En esa línea, la intervención de Valcarce en Madrid apuntó a una mayor integración entre planificación de capacidades e industria, una de las asignaturas más sensibles en Europa. El problema no es nuevo: durante años, los europeos han acumulado programas paralelos, compras fragmentadas y duplicidades que han limitado las economías de escala y la interoperabilidad. La respuesta que hoy se intenta construir pasa por esquemas multinacionales más estables, por el apoyo a empresas tractoras y por la incorporación de pymes innovadoras a programas de alcance continental.
También es importante el componente financiero. El Banco Europeo de Inversiones y la Comisión Europea han ido ampliando el margen para apoyar proyectos de defensa e innovación de doble uso, especialmente cuando contribuyen a la resiliencia industrial europea. Esto abre una ventana para que la cooperación entre Estados no se limite a grandes plataformas, sino que abarque sensores, software, inteligencia artificial, sistemas no tripulados y capacidades espaciales y de ciberdefensa.
Un escaparate para la industria española
España llega a este tipo de encuentros con una base industrial que busca consolidar su posición en Europa. Empresas tractoras, pymes tecnológicas, centros de ingeniería y organismos públicos forman un ecosistema que ha ganado visibilidad en programas terrestres, navales, aeroespaciales y de electrónica de defensa. El reto, como reconocen representantes del sector, es convertir la inversión en capacidades sostenibles, exportables y alineadas con la estrategia europea.
La semana de la SERA en España también ha permitido reforzar la interlocución con actores institucionales y empresariales europeos, algo esencial para participar en futuros programas cooperativos.
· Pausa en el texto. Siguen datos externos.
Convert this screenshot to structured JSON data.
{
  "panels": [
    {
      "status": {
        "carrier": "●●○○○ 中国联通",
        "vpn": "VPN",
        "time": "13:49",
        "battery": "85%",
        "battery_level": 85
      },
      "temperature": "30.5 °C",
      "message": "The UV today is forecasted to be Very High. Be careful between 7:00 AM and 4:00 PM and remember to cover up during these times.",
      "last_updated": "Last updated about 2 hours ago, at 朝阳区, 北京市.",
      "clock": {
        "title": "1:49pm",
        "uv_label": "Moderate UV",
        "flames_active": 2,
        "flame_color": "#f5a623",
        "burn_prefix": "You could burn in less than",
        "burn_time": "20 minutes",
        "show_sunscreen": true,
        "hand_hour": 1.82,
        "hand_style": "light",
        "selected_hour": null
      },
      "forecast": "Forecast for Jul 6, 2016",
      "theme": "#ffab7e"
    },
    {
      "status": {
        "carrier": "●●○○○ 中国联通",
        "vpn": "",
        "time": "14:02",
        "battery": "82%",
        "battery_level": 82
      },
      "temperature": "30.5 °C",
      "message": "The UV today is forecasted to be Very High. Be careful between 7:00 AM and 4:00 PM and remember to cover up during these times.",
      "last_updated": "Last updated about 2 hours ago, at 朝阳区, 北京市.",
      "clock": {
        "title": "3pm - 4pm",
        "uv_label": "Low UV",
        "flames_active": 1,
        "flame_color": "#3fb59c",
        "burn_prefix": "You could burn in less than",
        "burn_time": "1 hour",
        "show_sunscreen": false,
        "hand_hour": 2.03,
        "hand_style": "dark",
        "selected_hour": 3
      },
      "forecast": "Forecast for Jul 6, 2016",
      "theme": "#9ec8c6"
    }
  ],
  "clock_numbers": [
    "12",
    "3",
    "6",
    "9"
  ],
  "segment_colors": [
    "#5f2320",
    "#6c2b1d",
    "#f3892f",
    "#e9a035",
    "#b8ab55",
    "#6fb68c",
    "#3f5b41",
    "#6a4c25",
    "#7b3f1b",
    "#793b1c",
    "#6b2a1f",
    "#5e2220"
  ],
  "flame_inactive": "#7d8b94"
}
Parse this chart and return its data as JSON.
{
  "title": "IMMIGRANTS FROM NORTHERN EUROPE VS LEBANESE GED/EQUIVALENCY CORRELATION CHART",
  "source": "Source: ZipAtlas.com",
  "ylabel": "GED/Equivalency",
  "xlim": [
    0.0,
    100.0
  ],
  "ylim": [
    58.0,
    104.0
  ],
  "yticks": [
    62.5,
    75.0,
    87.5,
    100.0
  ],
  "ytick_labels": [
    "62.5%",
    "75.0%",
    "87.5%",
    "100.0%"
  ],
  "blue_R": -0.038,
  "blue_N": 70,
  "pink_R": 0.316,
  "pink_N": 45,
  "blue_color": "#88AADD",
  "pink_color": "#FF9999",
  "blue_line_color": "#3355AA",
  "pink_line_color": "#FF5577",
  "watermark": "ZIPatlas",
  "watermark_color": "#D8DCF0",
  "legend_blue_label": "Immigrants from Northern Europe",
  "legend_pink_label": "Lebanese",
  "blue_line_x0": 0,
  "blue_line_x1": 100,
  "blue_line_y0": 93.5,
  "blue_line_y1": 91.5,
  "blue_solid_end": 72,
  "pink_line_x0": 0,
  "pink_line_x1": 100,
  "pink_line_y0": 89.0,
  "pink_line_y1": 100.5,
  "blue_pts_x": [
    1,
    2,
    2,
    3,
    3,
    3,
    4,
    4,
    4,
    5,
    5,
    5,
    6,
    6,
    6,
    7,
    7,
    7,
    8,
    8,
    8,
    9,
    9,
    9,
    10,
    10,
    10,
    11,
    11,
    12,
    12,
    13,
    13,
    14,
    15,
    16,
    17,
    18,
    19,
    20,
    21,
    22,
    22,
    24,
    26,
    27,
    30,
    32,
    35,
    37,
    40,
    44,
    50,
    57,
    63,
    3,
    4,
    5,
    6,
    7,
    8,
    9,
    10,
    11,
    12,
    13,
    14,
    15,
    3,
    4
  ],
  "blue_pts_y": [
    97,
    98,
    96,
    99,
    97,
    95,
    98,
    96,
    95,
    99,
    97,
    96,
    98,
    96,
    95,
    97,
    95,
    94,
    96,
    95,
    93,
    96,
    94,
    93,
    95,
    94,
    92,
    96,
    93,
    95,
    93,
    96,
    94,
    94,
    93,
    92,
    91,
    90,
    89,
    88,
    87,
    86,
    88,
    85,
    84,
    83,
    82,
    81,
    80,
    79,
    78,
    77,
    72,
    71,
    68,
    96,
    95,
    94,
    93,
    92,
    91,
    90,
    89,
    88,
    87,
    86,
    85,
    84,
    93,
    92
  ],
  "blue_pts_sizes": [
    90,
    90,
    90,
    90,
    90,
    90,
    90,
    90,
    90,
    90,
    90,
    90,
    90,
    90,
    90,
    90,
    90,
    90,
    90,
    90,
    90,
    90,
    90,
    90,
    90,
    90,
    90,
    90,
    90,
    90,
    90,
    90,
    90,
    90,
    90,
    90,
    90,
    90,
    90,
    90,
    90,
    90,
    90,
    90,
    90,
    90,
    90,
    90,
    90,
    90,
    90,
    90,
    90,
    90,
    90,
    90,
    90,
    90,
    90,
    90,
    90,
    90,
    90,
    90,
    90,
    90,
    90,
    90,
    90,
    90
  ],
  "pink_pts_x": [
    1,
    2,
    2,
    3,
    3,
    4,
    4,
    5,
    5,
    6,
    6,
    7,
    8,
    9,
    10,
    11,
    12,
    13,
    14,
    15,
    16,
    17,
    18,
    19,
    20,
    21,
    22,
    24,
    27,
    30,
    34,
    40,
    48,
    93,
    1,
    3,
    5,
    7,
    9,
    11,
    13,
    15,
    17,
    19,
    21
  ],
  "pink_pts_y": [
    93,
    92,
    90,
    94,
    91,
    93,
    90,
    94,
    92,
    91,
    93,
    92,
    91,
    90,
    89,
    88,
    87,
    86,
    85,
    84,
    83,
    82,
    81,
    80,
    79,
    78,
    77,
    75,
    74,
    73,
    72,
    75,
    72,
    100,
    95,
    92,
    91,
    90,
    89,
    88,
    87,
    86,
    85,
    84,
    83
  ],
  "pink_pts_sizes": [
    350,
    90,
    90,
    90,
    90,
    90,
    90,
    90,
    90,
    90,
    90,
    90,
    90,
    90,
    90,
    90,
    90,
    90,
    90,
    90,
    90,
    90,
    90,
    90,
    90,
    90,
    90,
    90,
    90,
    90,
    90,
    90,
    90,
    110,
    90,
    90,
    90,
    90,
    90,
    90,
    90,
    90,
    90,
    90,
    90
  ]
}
En la práctica, estos encuentros ayudan a identificar quién puede aportar qué, en qué plazo y bajo qué condiciones industriales y tecnológicas. En un mercado cada vez más exigente, la confianza y la capacidad de ejecución pesan tanto como el producto final.
El mensaje que deja la clausura en el CESEDEN es que España quiere ser algo más que anfitriona de un foro europeo. Quiere posicionarse como socio industrial fiable, plataforma de cooperación y actor capaz de contribuir a una defensa europea más integrada. Esa ambición no depende solo de la voluntad política, sino de la capacidad del tejido industrial para responder con innovación, escalabilidad y resiliencia.
Una señal para Europa
La SERA 37 refleja una realidad que ya es difícil de ignorar: la defensa europea está entrando en una etapa de reconfiguración acelerada. La combinación de amenazas persistentes, presión presupuestaria y necesidad de soberanía tecnológica obliga a repensar los mecanismos clásicos de cooperación. En ese proceso, España busca situarse en el centro del debate con una oferta industrial más visible y con una política de defensa alineada con la cooperación multinacional.El encuentro de Madrid deja, por tanto, una señal política clara. Europa necesita más coordinación, más integración industrial y más capacidad para traducir su voluntad estratégica en resultados concretos. Y España, al acoger la SERA 37, ha querido presentarse como parte activa de esa respuesta común.